Markey also expressed concern about the length of time it took for the loss to be discovered.

“It borders on the criminal that it took three years for this to come to light,” he said. Markey added that the bank should offer credit monitoring services to all those affected.

The issue came to light when the hacker — former HSBC technology employee Herve Falciani.– attempted to sell 3,000 of the stolen names to French authorities, and the authorities turned the data over to HSBC.

The Swiss Bankers Association criticized the French authorities for taking too long to notify HSBC about the theft.

“We strongly condemn any state that induces such criminal behaviour or indeed rewards it financially,” the group said in a statement.
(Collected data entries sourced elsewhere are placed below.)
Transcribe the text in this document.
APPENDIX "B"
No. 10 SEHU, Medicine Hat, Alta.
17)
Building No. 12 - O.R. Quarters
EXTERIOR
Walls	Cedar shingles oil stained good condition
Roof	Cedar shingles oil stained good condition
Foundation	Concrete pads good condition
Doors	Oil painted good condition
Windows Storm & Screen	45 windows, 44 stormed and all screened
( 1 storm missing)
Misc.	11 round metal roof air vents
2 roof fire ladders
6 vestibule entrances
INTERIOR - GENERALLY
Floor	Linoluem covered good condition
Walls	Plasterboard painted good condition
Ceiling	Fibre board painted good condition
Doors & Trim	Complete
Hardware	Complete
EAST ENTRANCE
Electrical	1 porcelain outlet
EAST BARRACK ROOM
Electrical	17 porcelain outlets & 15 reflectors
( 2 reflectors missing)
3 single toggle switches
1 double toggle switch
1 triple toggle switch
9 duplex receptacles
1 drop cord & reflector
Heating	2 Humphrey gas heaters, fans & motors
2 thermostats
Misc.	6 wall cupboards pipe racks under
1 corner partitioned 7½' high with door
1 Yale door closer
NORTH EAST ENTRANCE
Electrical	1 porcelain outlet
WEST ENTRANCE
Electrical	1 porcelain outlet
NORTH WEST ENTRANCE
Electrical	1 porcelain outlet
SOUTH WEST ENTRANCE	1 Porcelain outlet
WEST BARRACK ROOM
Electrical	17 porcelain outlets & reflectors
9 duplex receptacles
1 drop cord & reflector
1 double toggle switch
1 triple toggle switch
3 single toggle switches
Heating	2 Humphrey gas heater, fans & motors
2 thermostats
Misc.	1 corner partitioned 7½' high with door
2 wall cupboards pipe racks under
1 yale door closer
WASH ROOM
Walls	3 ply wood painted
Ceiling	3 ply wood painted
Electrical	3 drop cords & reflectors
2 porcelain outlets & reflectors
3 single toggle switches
According to Germany’s Der Spiegel newspaper, the HSBC employee also offered to sell the names of 1,300 Germans with Swiss accounts to Germany for 2.5 million euros. This would allow Germany to recover between 100 and 200 million euros in unpaid taxes, German media report. German Finance Minister Wolfgang Schaeuble said he was willing to buy the data, sparking a storm of international outrage.

“I hope the taxing authorities are smart enough to realize that those who live by the sword are likely to die by it,” said Harvey Pitt, former chairman of the U.S. Securities and Exchange Commission, told Securities Industry News.

“I believe government should resoundingly reject purloined data files, and make that objection loudly and unequivocally.” Pitt, now chief executive officer of Washington, D.C.-based consulting firm Kalorama Partners LLC., said. “However tempting it may be to sneak a peek at the purloined data, the most effective way to put a stop to this nonsense is to disincentivize those who might otherwise be tempted to hack into computer systems.”

Pitt said that he gives high marks to HSBC for addressing the problem and apologizing to its customers.

“Those who prey upon computer systems are a menace to modern society,” he said. “Most financial services firms–like HSBC–take elaborate precautions to prevent information theft. But, unfortunately that’s not an assurance that they can be successful. The key thing this incident reflects is that financial services forms have to be continuously and perpetually reviewing and improving their firewalls to shut hackers out of their systems.”

HSBC’s Swiss subsidiary HSBC Private Bank SA admitted today that a former employee stole records on 15,000 clients and passed them to French government authorities and apologized for the breach.

“We deeply regret this situation and unreservedly apologize to our clients for this threat to their privacy,” said the Swiss bank CEO Alexandre Zeller in a statement issued this morning. “We are determined to protect our clients’ interests and are taking every necessary measure to do so, actively contacting all our clients with Swiss-based accounts.”

The theft took place three years ago, the bank said, and is limited to accounts in Switzerland. The data will not allow outsiders access to these bank accounts, the bank said. However, the breach does expose customers to potential prosecution by tax authorities.

“The Swiss authorities confirmed to us that they will not support the use of the stolen data to answer requests from foreign authorities,” HSBC said in a statement. “The French authorities have informed the Swiss authorities that the data they hold will not be used inappropriately.”

The bank has already taken steps to improve security, the bank said, including spending 100 million Swiss francs (US$93 million) on system and security upgrades.

In addition, some media reports say that an additional 9,000 closed accounts were also affected by this breach, bringing the total to 24,000, but the bank has not confirmed this as of deadline.

The bank declined to say directly whether account holders in the U.S. were affected by the data breach.

“The only comment I can make in regards to your inquiry [is that] our private bank in Switzerland has an international client base,” said HSBC spokeswoman Juanita Guitierrez.